Know then, like a vast ocean from my feet
Spreading away into the morning sky,
I saw unrolled my vanished days, and, lo,
Oblivion like a morning mist obscured
Toils, trials, ambitions, agitations, ease,
And like green isles, sun-kissed, with sweet perfume
Loading the airs blown back from that dim gulf,
Gleamed only through the all-involving haze
The hours when we have loved and been beloved.

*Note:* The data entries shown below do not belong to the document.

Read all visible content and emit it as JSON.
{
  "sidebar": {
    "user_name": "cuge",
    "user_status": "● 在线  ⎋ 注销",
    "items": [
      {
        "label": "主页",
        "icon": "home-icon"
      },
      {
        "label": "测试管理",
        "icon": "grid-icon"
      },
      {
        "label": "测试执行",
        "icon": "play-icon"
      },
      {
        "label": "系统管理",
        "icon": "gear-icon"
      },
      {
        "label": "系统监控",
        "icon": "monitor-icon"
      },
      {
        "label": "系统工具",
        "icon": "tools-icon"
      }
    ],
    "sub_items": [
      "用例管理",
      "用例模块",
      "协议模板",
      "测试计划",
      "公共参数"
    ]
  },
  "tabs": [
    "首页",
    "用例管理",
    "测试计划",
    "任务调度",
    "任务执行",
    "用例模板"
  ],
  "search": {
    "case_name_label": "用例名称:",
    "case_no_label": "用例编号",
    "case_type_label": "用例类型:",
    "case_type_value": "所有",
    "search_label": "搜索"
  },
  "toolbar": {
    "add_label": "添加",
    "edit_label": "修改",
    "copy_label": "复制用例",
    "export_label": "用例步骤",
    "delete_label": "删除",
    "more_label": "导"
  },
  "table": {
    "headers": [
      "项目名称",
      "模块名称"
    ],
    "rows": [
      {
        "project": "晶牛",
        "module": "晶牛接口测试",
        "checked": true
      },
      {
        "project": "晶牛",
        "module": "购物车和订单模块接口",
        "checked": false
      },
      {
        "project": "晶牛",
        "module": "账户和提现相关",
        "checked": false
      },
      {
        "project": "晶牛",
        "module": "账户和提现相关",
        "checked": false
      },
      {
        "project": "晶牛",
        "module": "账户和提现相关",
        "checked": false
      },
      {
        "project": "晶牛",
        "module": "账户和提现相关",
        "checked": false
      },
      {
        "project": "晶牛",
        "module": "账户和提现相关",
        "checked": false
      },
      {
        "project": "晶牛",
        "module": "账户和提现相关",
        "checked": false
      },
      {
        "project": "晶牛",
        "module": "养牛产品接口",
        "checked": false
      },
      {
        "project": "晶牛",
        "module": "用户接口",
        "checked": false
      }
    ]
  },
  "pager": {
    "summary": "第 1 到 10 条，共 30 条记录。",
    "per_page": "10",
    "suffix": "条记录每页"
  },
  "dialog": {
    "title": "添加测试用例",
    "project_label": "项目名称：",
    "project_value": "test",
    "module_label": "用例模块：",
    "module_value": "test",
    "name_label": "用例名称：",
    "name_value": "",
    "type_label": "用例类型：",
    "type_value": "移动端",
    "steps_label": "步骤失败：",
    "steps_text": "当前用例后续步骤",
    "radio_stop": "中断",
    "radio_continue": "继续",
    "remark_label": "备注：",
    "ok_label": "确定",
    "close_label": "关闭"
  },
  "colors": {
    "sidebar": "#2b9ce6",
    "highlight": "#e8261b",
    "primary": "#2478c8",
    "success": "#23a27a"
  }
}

Therefore, sweet friends, as often as by Love
You rise absorbed into the harmony
Of planets singing round magnetic suns,
Let not propriety nor prejudice
Nor the precepts of jealous age deny
What Sense so incontestably affirms;
Cling to the blessed moment and drink deep
Of the sweet cup it tends, as there alone
Were that which makes life worth the pain to live.
What is so fair as lovers in their joy
That dies in sleep, their sleep that wakes in joy?
Caressing arms are their light pillows. They
That like lost stars have wandered hitherto
Lonesome and lightless through the universe,
Now glow transfired at Nature's flaming core;
They are the centre; constellated heaven
Is the embroidered panoply spread round
Their bridal, and the music of the spheres
Rocks them in hushed epithalamium.

. . . . .

I know that there are those whose idle tongues
Blaspheme the beauty of the world that was
So wondrous and so worshipful to me.
I call them those that, in the palace where
Down perfumed halls the Sleeping Beauty lay,
Wandered without the secret or the key.
I know that there are those, of gentler heart,
Broken by grief or by deception bowed,
Who in some realm beyond the grave conceive
The bliss they found not here; but, as for me,
In the soft fibres of the tender flesh
I saw potentialities of Joy
Ten thousand lifetimes could not use. Dear Earth,
In this dark month when deep as morning dew
On thy maternal breast shall fall the blood
Of those that were thy loveliest and thy best,
If it be fate that mine shall mix with theirs,
Hear this my natural prayer, for, purified
By that Lethean agony and clad
In more resplendent powers, I ask nought else
Than reincarnate to retrace my path,
Be born again of woman, walk once more
Through Childhood's fragrant, flowery wonderland
And, entered in the golden realm of Youth,
Fare still a pilgrim toward the copious joys
I savored here yet scarce began to sip;
Yea, with the comrades that I loved so well
Resume the banquet we had scarce begun
When in the street we heard the clarion-call
And each man sprang to arms - ay, even myself
Who loved sweet Youth too truly not to share
Its pain no less than its delight. If prayers
Are to be prayed, lo, here is mine! Be this
My resurrection, this my recompense!